« Nelson Mandela fut emprisonné pendant 27 ans parce qu’il s’opposait à l’apartheid. Martin Luther King fut assassiné parce qu’il luttait contre la ségrégation raciale. Tous deux se battaient contre des lois de leur propre pays avec une arme redoutable : la légitimité démocratique. »
Ferran Civit i Martí
Le Peuple interdit est un documentaire mettant en lumière l’importante implication citoyenne derrière le renouveau du mouvement indépendantiste catalan, alors que nous suivons des personnages qui sont directement impliqués dans les événements marquants de l’automne 2014 à Barcelone, puis ceux qui entoureront la tenue des élections référendaires du 27 septembre 2015.
Depuis 2006, Alexandre Chartrand, le réalisateur, s’intéresse à la question de l’indépendance catalane. À l’image du désir indépendantiste du Québec, les Catalans ont longtemps mis de côté leur rêve de liberté. Mais depuis l’automne 2014, ils ont déployé les plus grandes manifestations européennes, organisé un référendum illégal couru par plus de 2 millions de personnes et élu le premier gouvernement indépendantiste depuis la guerre civile espagnole de 1936-1939. Pourtant, peu de médias extérieurs à la Catalogne font état de ce qui se déroule vraiment dans cette région du nord-est de l’Espagne.
27 septembre 2015, exactement un an après l’élection des indépendantistes, un nouveau référendum pour approuver la constitution de la nouvelle République de Catalogne se dessine déjà dans un horizon qui se compte en mois. Malgré les menaces de Madrid, le chef d’État catalan, Artur Mas, va de l’avant et organise l’élection référendaire.
Mais avant d’en arriver à ces deux votes historiques, les organisations indépendantistes ont réussi à démontrer que le mouvement n’était pas que l’histoire de quelques personnes. Afin de montrer et de souligner leur droit à décider d’eux-mêmes, 1,8 million de Catalans ont participé à l’automne 2014 à la diada historique du tricentenaire. C’est donc le 11 septembre 2014, en créant un « V » géant dans les rues de Barcelone que les Catalans exigeaient d’avoir le droit de voter sur la question référendaire. « V » pour voter, disaient-ils. Au référendum du 9 novembre 2014, bien entendu.
Mais pourquoi Madrid s’oppose-t-elle à ce vote? Évidemment, perdre une partie de son territoire ne montre pas l’image d’un pays fort, ce que Madrid voudrait bien montrer au reste du monde. Mais l’argument cité par le gouvernement espagnol est tristement simple : la constitution espagnole de 1978 est formelle à l’effet que l’Espagne est indivisible. Un référendum sur l’indépendance est donc anticonstitutionnel. Les Espagnols ne prennent même pas la peine de faire campagne pour le « non » ou de formuler des raisons pour inciter les Catalans à demeurer dans l’Espagne, se limitant à redire toujours la même chose : voter sur cette question est illégal.

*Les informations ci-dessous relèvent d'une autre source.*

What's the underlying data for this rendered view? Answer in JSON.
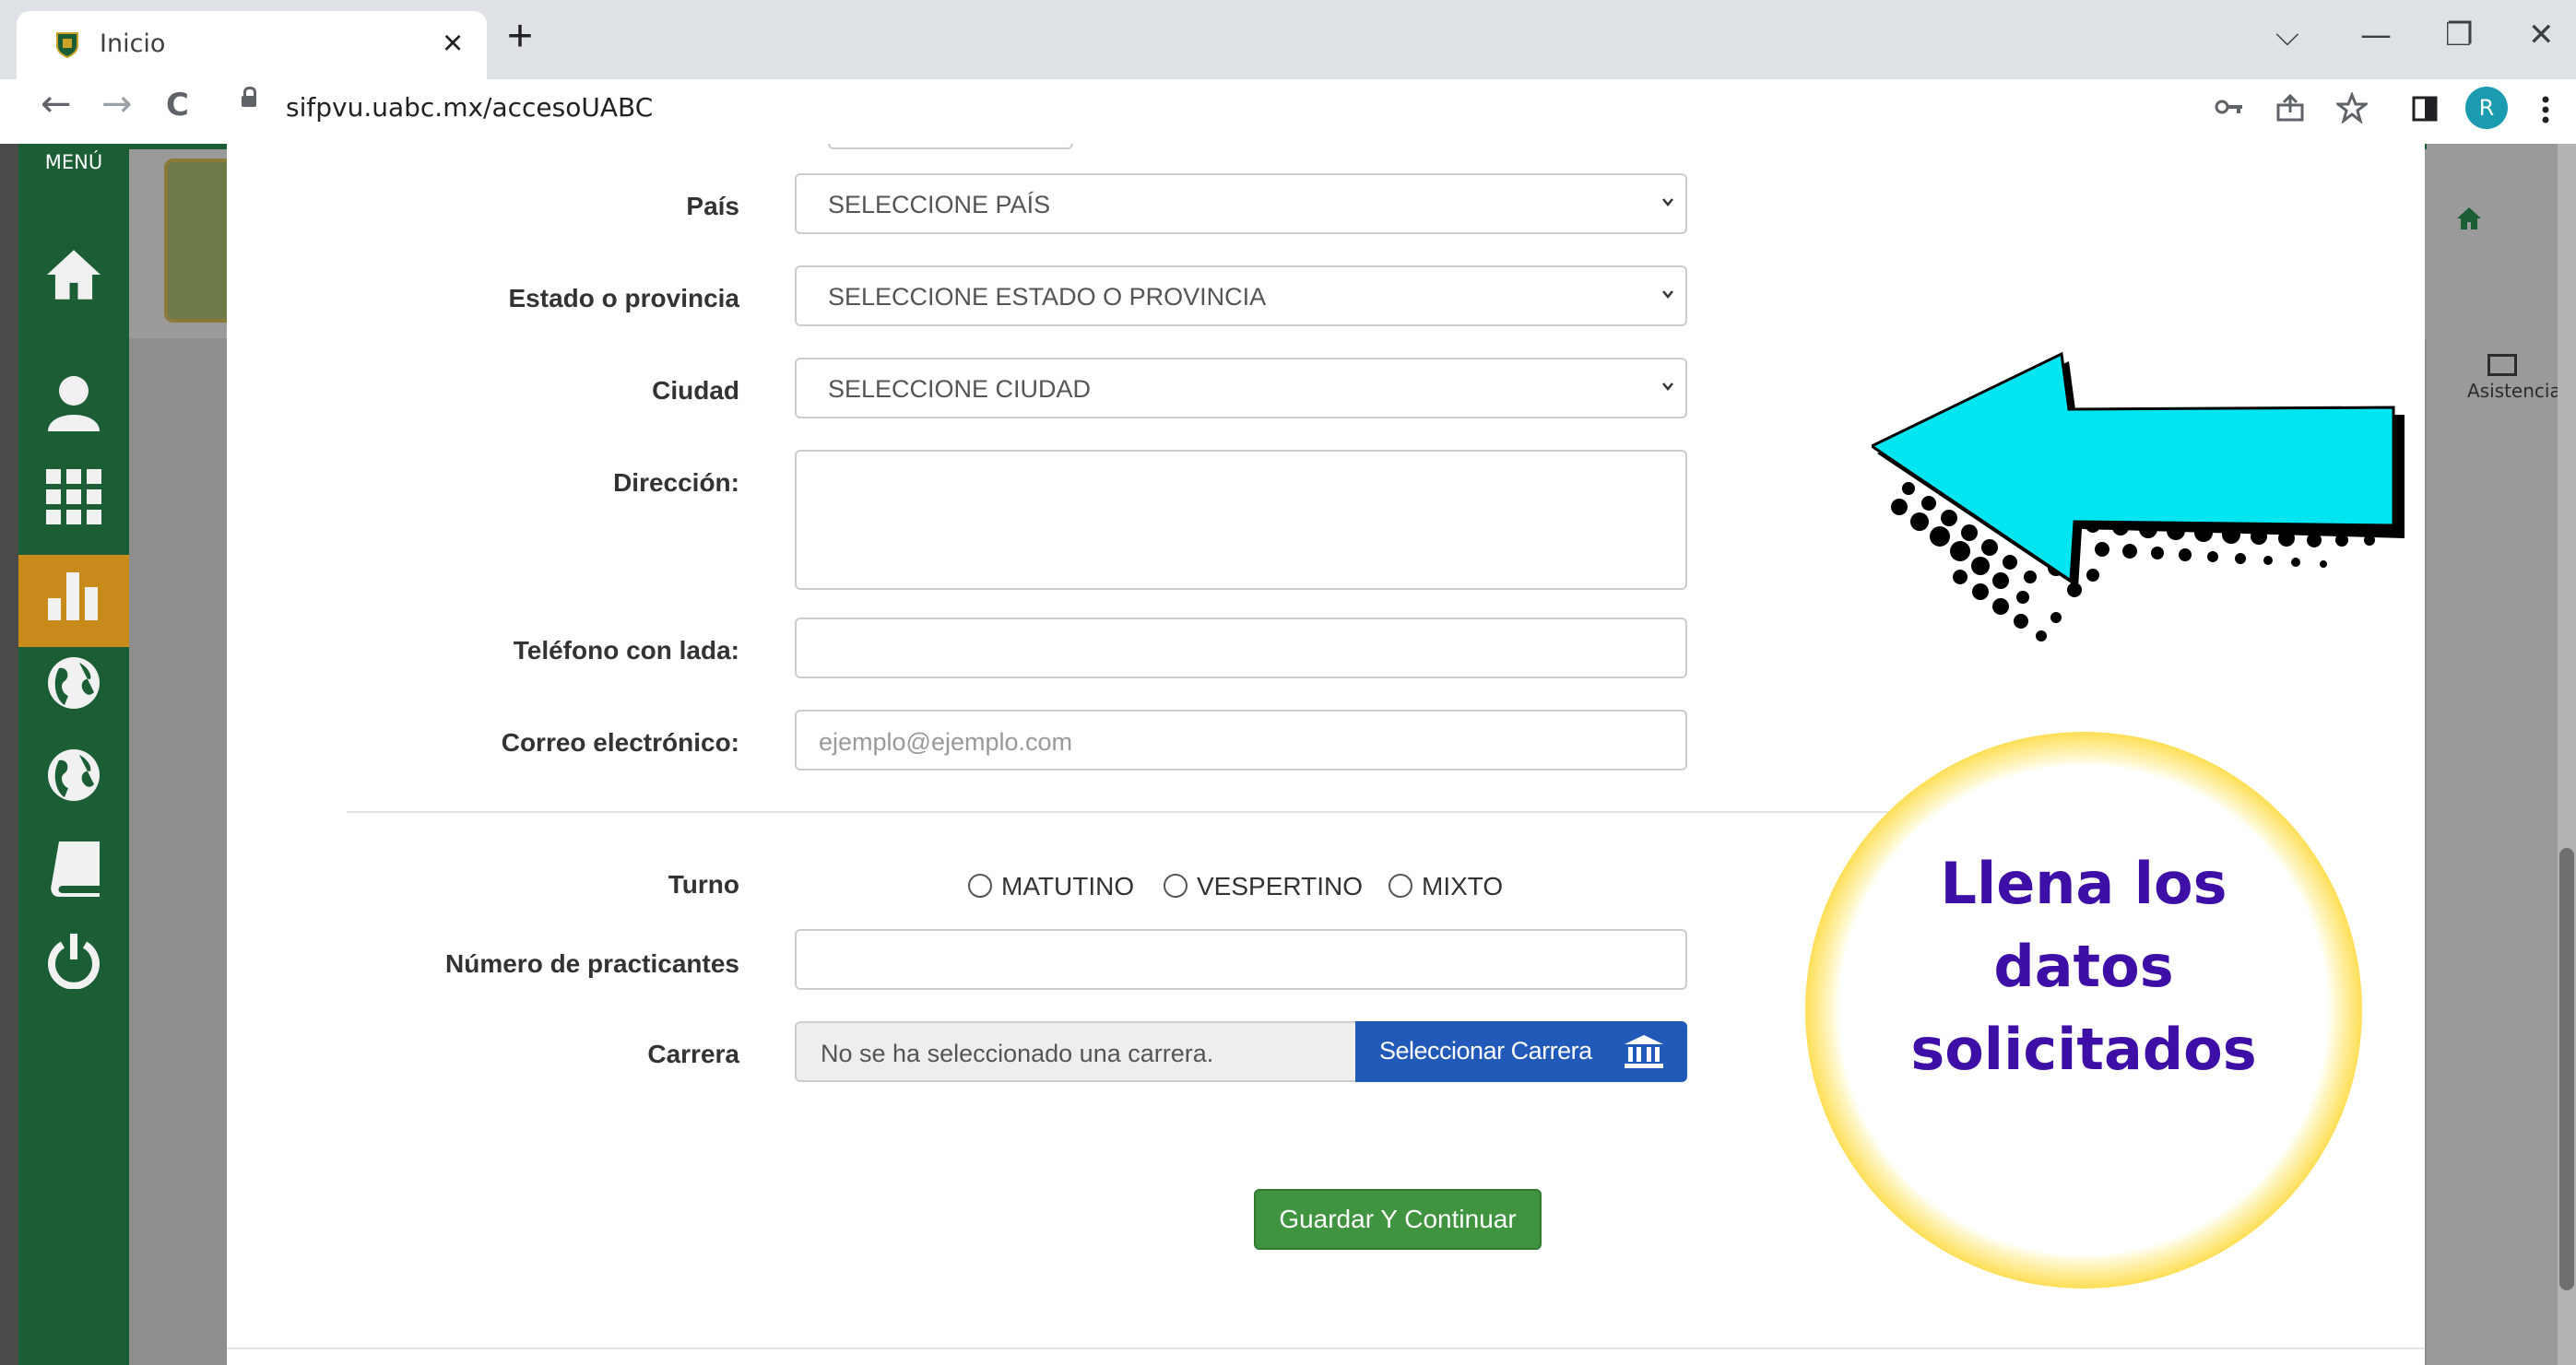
{
  "browser": {
    "tab_title": "Inicio",
    "tab_close": "×",
    "new_tab": "+",
    "url": "sifpvu.uabc.mx/accesoUABC",
    "profile_initial": "R",
    "window_controls": {
      "dropdown": "⌵",
      "minimize": "—",
      "restore": "❐",
      "close": "✕"
    },
    "nav": {
      "back": "←",
      "forward": "→",
      "reload": "C"
    }
  },
  "sidebar": {
    "menu_label": "MENÚ",
    "items": [
      {
        "icon": "home-icon"
      },
      {
        "icon": "user-icon"
      },
      {
        "icon": "grid-icon"
      },
      {
        "icon": "bar-chart-icon",
        "active": true
      },
      {
        "icon": "globe-icon"
      },
      {
        "icon": "globe-icon"
      },
      {
        "icon": "book-icon"
      },
      {
        "icon": "power-icon"
      }
    ]
  },
  "right_panel": {
    "asistencia_label": "Asistencia"
  },
  "form": {
    "pais": {
      "label": "País",
      "value": "SELECCIONE PAÍS"
    },
    "estado": {
      "label": "Estado o provincia",
      "value": "SELECCIONE ESTADO O PROVINCIA"
    },
    "ciudad": {
      "label": "Ciudad",
      "value": "SELECCIONE CIUDAD"
    },
    "direccion": {
      "label": "Dirección:",
      "value": ""
    },
    "telefono": {
      "label": "Teléfono con lada:",
      "value": ""
    },
    "correo": {
      "label": "Correo electrónico:",
      "placeholder": "ejemplo@ejemplo.com"
    },
    "turno": {
      "label": "Turno",
      "options": [
        "MATUTINO",
        "VESPERTINO",
        "MIXTO"
      ]
    },
    "practicantes": {
      "label": "Número de practicantes",
      "value": ""
    },
    "carrera": {
      "label": "Carrera",
      "value": "No se ha seleccionado una carrera.",
      "button_label": "Seleccionar Carrera"
    },
    "save_button": "Guardar Y Continuar"
  },
  "annotation": {
    "callout_lines": [
      "Llena los",
      "datos",
      "solicitados"
    ],
    "arrow_color": "#00e5f0",
    "ring_color": "#ffd21a",
    "text_color": "#3d0fa6"
  }
}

2,3 millions de Catalans ont tout de même pris part, en vain, au scrutin interdit du 9 novembre 2014, en votant à 80,76 % en faveur de l’indépendance et à plus de 90 % en faveur d’un référendum sur la question de l’indépendance. Un résultat qui a malheureusement autant d’impact qu’un simple sondage.
Mais, en transformant les élections du 27 septembre 2015 en élections référendaires, les Catalans montrent qu’ils ne s’avoueront pas vaincus. Les partis indépendantistes ont donc décidé de former une coalition s’appelant Junts pel Sí, qui, si élue avec la majorité, procéderait à une déclaration unilatérale d’indépendance…
Le Peuple interdit offre, avec la participation d’Artur Mas, Ferran Civit, Víctor Cucurull, Montserrat Martí et Enriqueta Bru, un accès privilégié au mouvement indépendantiste catalan qu’il suit de l’intérieur sur une période de deux ans. Et je sais maintenant pourquoi il est peu probable que le Québec devienne, un jour, un pays.